Prove or disprove: if $f(n)= o(g(n))$ and $h=\omega(1)$ then, $f(h(n))= o(g(h(n)))$
ive tried to approach it with limits calculation, but no matter which arguments I used the equation seems to be proven.
ex:
Let $f(x) = n$, $g(x) = n^2$, and $h(x)=2^n$.
$\lim_{x\to \infty} = \cfrac{f(x)}{g(x)}= \cfrac{n}{n^2}=0$
$\lim_{x\to \infty} = \cfrac{h(x)}{1}= 2^n=\infty$
$\lim_{x\to \infty} = \cfrac{f(h(x))}{g(h(x))}= \cfrac{2^n}{2^{n^2}}=2^{n-n^2}=2^{n^2(\cfrac{1}{n}-1)}=2^{-\infty} = 0$
how do I prove or disprove this kind of question properly?
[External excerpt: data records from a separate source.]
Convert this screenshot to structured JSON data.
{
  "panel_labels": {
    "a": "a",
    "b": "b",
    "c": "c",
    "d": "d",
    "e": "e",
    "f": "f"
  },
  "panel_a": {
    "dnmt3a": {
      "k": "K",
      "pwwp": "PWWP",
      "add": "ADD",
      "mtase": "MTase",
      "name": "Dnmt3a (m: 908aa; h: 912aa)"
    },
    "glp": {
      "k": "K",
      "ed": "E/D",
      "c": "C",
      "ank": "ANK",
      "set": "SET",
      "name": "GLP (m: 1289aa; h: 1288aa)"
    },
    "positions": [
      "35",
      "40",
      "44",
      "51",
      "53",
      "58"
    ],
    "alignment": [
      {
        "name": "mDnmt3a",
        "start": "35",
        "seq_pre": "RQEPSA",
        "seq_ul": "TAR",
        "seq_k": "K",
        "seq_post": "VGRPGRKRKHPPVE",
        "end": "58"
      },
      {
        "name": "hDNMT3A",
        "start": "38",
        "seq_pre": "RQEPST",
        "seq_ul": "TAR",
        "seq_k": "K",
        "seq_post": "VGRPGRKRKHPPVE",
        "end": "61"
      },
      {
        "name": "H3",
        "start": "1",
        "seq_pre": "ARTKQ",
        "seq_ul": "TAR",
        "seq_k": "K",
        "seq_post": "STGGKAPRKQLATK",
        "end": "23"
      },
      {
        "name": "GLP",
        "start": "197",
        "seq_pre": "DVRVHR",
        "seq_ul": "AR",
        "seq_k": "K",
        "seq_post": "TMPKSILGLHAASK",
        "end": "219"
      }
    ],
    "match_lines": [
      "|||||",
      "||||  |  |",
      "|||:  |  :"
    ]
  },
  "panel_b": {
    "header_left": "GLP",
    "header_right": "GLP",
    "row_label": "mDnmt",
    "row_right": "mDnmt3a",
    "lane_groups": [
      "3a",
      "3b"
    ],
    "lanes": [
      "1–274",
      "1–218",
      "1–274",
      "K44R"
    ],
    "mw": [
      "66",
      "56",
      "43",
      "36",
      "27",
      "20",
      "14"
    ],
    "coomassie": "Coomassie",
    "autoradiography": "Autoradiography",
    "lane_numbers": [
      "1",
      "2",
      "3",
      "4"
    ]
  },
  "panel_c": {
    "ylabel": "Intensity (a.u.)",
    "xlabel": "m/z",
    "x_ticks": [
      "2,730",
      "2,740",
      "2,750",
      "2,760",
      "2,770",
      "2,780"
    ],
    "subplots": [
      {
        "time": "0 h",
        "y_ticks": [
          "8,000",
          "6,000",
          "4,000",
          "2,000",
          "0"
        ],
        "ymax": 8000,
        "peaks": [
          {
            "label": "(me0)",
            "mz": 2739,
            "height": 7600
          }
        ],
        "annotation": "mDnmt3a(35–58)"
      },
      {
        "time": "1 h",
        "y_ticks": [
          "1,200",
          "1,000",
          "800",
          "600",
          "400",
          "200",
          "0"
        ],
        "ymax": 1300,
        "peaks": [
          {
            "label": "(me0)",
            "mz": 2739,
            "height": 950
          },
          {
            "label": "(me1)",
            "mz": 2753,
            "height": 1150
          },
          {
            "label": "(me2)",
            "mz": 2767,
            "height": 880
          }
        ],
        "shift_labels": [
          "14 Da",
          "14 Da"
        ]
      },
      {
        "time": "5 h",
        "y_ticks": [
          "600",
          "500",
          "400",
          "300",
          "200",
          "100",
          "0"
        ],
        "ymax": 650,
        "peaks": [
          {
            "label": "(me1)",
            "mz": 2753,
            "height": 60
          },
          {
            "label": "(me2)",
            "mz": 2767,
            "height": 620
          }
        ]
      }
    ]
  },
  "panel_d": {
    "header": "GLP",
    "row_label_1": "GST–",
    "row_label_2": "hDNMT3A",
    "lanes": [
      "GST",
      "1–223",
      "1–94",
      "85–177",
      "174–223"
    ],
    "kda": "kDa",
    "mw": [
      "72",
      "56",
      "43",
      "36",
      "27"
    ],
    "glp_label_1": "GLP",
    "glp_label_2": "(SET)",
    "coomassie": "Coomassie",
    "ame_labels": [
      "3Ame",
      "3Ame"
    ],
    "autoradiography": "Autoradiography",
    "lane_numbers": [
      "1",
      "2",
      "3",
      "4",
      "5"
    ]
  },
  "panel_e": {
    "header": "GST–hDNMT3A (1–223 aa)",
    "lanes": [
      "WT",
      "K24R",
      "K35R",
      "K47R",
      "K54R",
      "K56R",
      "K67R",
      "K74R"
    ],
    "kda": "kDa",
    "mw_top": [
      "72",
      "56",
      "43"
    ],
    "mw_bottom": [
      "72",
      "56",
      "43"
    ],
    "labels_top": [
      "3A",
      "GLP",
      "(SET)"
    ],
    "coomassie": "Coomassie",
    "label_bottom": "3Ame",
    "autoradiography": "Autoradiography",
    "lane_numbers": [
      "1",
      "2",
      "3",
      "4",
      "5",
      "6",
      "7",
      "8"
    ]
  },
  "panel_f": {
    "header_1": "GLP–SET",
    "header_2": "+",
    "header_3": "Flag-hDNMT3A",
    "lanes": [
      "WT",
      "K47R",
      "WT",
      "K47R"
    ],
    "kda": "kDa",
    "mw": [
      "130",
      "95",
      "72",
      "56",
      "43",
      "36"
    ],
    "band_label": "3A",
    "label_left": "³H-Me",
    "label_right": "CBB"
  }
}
Well if you are free to assume that they are general functions, then you can take:
$$ f(x)=\begin{cases} x & ;x\in \mathbb{N} \\ 1 & ;\text{else} \end{cases} \qquad g(x)= \begin{cases} x^2 & ;x\in \mathbb{N} \\ 1 & ;\text{else} \end{cases} \qquad \text{and} \qquad h(x)=x+\frac{1}{2} $$
Then $h(n)=n+\frac{1}{2}$ and:
$$ \frac{f\big(h(n) \big)}{g\big( h(n) \big)} \equiv 1 $$
The condition only gives you an idea how $f$ and $g$ behave relative to one another where the argument is a natural number. But you seem to have freedom with regards to how they behave elsewhere. That's my idea at least.
I can add though that if $h(n)\in \mathbb{N}$ for all $n$, then the relation must hold since $\frac{f\circ h(n)}{g\circ h(n)}$ is a subseqeunce of $\frac{f(n)}{h(n)}$ which must converge to the same limit.